Likewise, if we are to stop believing the false notion that the only way to learn is from professional teachers we must replace that negative belief with a positive one. First of all, it's clear that there are better ways to learn. While we retain about five percent of all knowledge gained in lecture, we retain ninety percent of that knowledge gained from teaching. So, if we are to harness that energy and stop learning in this inefficient way, we should make a choice to teach everything that we learn. A convenient way to make this happen would be the pandidact's meeting, in which students learn for an hour and then immediately teach that which they have learned.

The last negative mental roadblock is probably the most difficult to conquer - the attitude that the goal of education is not learning but gainful employment. This attitude has several sinister side effects. First, learning ceases to take place as soon as we obtain employment. Second, we begin to perceive education, as mentioned before, as a painful but necessary evil to be endured if we are to become financially comfortable. The replacement for this belief we have already discussed, and that is to make a plan to study that which we desire to simply as a matter of love of learning, whether or not it may increase our capacity to earn.
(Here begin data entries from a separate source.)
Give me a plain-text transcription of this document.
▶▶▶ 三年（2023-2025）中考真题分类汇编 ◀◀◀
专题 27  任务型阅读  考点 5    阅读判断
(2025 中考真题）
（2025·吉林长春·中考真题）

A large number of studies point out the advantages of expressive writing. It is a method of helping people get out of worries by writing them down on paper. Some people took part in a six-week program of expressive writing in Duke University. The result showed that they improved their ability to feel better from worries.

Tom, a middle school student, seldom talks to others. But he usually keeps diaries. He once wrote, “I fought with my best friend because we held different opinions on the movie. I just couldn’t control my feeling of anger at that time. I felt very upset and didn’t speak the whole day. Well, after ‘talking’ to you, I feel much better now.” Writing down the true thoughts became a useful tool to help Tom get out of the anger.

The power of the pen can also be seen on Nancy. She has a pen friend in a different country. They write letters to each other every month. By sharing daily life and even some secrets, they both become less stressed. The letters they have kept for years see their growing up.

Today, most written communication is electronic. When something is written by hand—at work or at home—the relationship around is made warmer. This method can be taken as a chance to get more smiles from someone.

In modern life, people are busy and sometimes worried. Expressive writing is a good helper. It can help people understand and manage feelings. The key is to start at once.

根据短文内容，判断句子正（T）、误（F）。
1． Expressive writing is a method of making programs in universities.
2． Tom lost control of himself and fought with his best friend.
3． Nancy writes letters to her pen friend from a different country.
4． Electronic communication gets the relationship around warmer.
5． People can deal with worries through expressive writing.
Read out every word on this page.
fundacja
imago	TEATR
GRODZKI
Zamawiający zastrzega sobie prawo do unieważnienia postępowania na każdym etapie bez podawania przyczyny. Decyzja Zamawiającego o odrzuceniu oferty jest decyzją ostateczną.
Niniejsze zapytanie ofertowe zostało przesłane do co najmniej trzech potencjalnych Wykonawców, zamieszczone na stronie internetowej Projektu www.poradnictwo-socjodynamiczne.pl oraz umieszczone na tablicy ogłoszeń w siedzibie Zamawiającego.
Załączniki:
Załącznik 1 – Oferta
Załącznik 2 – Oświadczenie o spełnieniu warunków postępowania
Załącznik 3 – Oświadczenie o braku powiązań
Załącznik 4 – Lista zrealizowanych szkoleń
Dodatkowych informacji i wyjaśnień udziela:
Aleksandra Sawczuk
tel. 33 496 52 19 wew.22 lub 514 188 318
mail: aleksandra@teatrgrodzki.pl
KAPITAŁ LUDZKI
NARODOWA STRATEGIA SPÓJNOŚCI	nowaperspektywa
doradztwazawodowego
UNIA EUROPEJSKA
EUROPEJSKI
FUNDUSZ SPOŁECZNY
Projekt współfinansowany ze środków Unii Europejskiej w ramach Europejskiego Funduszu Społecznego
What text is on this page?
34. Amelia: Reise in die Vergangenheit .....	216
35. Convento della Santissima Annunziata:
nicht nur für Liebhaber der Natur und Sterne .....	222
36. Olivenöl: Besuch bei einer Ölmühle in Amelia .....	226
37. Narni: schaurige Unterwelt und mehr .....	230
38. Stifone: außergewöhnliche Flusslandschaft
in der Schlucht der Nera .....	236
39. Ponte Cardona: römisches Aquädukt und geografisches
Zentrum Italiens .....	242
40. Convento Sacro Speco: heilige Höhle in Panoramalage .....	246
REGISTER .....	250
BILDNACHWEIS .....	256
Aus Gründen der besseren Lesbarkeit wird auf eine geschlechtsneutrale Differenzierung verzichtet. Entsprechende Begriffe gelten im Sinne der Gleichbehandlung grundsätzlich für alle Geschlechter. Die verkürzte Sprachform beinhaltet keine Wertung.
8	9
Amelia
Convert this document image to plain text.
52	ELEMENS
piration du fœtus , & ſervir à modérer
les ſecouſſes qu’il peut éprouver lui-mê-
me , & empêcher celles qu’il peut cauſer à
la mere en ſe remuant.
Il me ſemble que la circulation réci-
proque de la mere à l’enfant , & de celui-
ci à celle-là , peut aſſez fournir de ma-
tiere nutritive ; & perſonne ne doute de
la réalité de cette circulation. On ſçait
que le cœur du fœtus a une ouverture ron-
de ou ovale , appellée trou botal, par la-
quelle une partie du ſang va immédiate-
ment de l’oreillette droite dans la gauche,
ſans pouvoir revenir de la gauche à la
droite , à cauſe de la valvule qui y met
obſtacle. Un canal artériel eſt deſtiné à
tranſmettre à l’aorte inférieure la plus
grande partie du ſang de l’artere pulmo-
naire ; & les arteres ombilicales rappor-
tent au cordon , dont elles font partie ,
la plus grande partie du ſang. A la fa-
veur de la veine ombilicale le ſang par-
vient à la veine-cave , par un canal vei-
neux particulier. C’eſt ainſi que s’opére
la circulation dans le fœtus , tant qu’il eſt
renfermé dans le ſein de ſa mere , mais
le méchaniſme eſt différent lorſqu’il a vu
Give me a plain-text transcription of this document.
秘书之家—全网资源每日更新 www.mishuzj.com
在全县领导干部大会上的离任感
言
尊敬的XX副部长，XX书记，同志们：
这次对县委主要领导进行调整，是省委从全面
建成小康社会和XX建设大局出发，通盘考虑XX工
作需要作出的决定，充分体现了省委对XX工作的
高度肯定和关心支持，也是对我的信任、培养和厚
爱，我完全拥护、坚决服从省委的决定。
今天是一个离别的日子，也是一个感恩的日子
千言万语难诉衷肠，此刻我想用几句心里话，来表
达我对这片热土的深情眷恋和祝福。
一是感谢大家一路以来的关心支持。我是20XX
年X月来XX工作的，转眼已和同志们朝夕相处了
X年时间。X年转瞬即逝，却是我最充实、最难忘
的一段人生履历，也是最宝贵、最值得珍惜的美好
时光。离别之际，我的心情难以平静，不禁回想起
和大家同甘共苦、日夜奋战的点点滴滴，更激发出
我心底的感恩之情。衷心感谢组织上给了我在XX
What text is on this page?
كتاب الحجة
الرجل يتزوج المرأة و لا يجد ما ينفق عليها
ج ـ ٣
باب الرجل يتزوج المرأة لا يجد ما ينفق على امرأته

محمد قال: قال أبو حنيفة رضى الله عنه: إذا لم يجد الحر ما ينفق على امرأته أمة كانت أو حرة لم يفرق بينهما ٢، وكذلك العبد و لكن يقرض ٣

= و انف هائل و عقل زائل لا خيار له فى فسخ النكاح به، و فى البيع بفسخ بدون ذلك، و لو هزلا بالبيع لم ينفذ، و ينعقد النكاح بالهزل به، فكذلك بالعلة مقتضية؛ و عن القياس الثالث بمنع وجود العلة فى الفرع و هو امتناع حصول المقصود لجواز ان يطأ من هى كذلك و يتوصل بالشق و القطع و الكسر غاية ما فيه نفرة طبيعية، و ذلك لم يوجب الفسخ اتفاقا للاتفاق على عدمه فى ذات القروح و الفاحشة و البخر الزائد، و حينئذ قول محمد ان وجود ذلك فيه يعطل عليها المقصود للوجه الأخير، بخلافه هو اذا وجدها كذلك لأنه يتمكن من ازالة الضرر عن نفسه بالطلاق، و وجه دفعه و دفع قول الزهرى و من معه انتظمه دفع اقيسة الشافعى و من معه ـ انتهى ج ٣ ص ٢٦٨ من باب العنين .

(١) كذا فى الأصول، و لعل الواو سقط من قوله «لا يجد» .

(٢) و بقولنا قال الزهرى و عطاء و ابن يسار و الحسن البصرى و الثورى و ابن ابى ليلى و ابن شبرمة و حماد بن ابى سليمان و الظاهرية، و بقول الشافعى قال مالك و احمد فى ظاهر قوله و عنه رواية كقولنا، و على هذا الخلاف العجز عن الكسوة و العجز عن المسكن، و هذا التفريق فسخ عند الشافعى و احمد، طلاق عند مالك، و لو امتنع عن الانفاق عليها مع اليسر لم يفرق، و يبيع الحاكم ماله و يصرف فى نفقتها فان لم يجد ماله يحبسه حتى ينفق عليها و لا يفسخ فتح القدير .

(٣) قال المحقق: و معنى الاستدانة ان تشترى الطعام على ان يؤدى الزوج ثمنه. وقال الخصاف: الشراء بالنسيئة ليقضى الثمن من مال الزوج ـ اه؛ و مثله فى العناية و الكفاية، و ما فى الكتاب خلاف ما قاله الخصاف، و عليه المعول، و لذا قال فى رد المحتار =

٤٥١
What power there is in a simple cognitive shift! In the act of realization, lives are made, light replaces darkness and society changes forever through genuine, lasting reform.

So, in terms of actual verbage, I agree with the reformers: higher education is in fact broken. But when I say that, I am saying something utterly different than what they are: education is broken. Not colleges, not universities, not state funding, not pell grants, not teaching styles or classroom techniques or the emphasis that we place on one discipline or another, but education itself. And so I challenge you to muster up some courage and look inside yourself to answer the question: what are you doing to fix your education?